No es la primera vez que ocurren avistamientos de serpientes, iguanas y otras especies silvestres en la zona. En barrios como Alameda del Río y Montes, la aparición de boas está vinculada directamente a la modificación del paisaje y a las fluctuaciones climáticas. Las temperaturas elevadas y las lluvias intensas alteran los patrones de comportamiento de estos reptiles, obligándolos a explorar sectores urbanos en busca de alimento y refugio. Los residentes han mostrado interés en informarse y adoptar medidas de prevención, como revisar áreas poco transitadas como jardines y bodegas, y evitar dejar alimentos expuestos.

«Le iba a hacer el turno al vigilante!»

Comentario de un usuario en redes sociales

«Y al lado de la boa están los recibos de servicio público. Literalmente esas son las culebras»

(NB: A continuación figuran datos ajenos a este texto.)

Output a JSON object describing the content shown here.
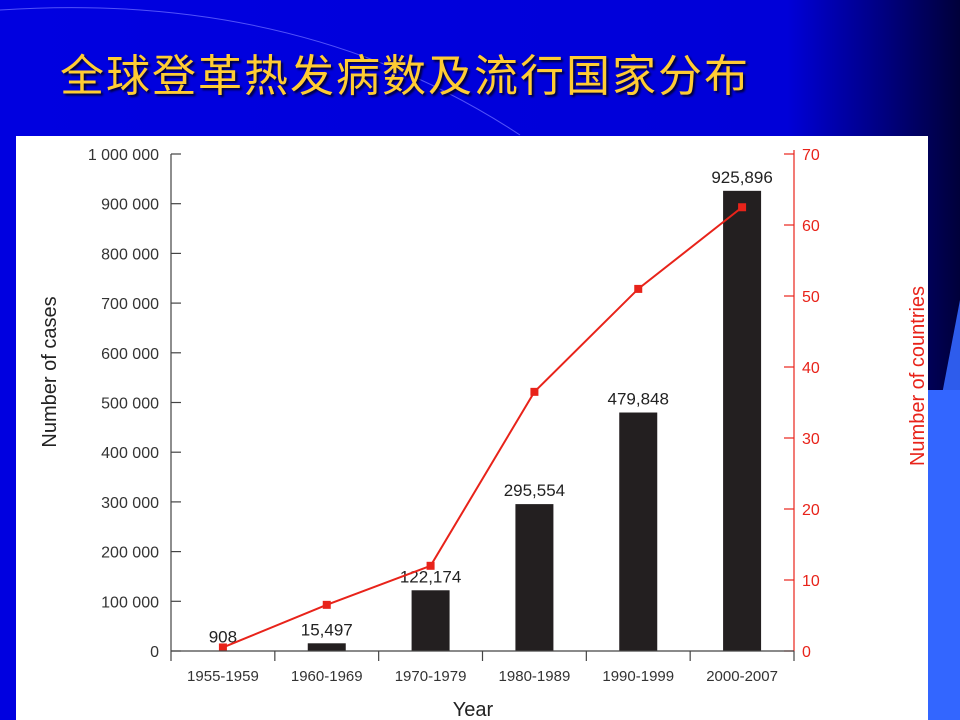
{
  "slide": {
    "title": "全球登革热发病数及流行国家分布",
    "background_color": "#0000e6",
    "title_color": "#ffcc33"
  },
  "chart_data": {
    "type": "bar",
    "categories": [
      "1955-1959",
      "1960-1969",
      "1970-1979",
      "1980-1989",
      "1990-1999",
      "2000-2007"
    ],
    "series": [
      {
        "type": "bar",
        "axis": "left",
        "values": [
          908,
          15497,
          122174,
          295554,
          479848,
          925896
        ],
        "labels": [
          "908",
          "15,497",
          "122,174",
          "295,554",
          "479,848",
          "925,896"
        ],
        "color": "#231f20"
      },
      {
        "type": "line",
        "axis": "right",
        "values": [
          0.5,
          6.5,
          12,
          36.5,
          51,
          62.5
        ],
        "color": "#e8231a"
      }
    ],
    "xlabel": "Year",
    "ylabel": "Number of cases",
    "y2label": "Number of countries",
    "ylim": [
      0,
      1000000
    ],
    "y2lim": [
      0,
      70
    ],
    "yticks": [
      "0",
      "100 000",
      "200 000",
      "300 000",
      "400 000",
      "500 000",
      "600 000",
      "700 000",
      "800 000",
      "900 000",
      "1 000 000"
    ],
    "y2ticks": [
      "0",
      "10",
      "20",
      "30",
      "40",
      "50",
      "60",
      "70"
    ]
  }
}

Comentario de un usuario en redes sociales

Las reacciones en redes sociales no se hicieron esperar. Mientras algunos usuarios bromeaban sobre la situación, otros recordaron que la zona fue antes un ecosistema natural. «Normal, esos terrenos son de muchos animales, en especial las culebras; les invadieron su hábitat, ahora ellas van durmiendo donde sea», comentó una persona. Otra añadió: «Si eso era un humedal, ¿Qué esperaban?». El hecho, difundido por la cuenta @EltrinoCo en X, desató un debate entre el asombro y la conciencia ambiental.

Ante este tipo de hallazgos, las autoridades recomiendan mantener la calma, no tocar al animal, alejar a niños y mascotas, y contactar de inmediato a la Policía de Medio Ambiente y Protección Animal o a los bomberos. La boa constrictor, aunque no venenosa, puede ser peligrosa si se siente acorralada, por lo que el manejo debe ser siempre realizado por personal capacitado. Mientras tanto, los residentes del conjunto Perdiz han retomado su rutina con la certeza de que, en una ciudad en expansión, la naturaleza siempre encuentra la manera de recordar su presencia.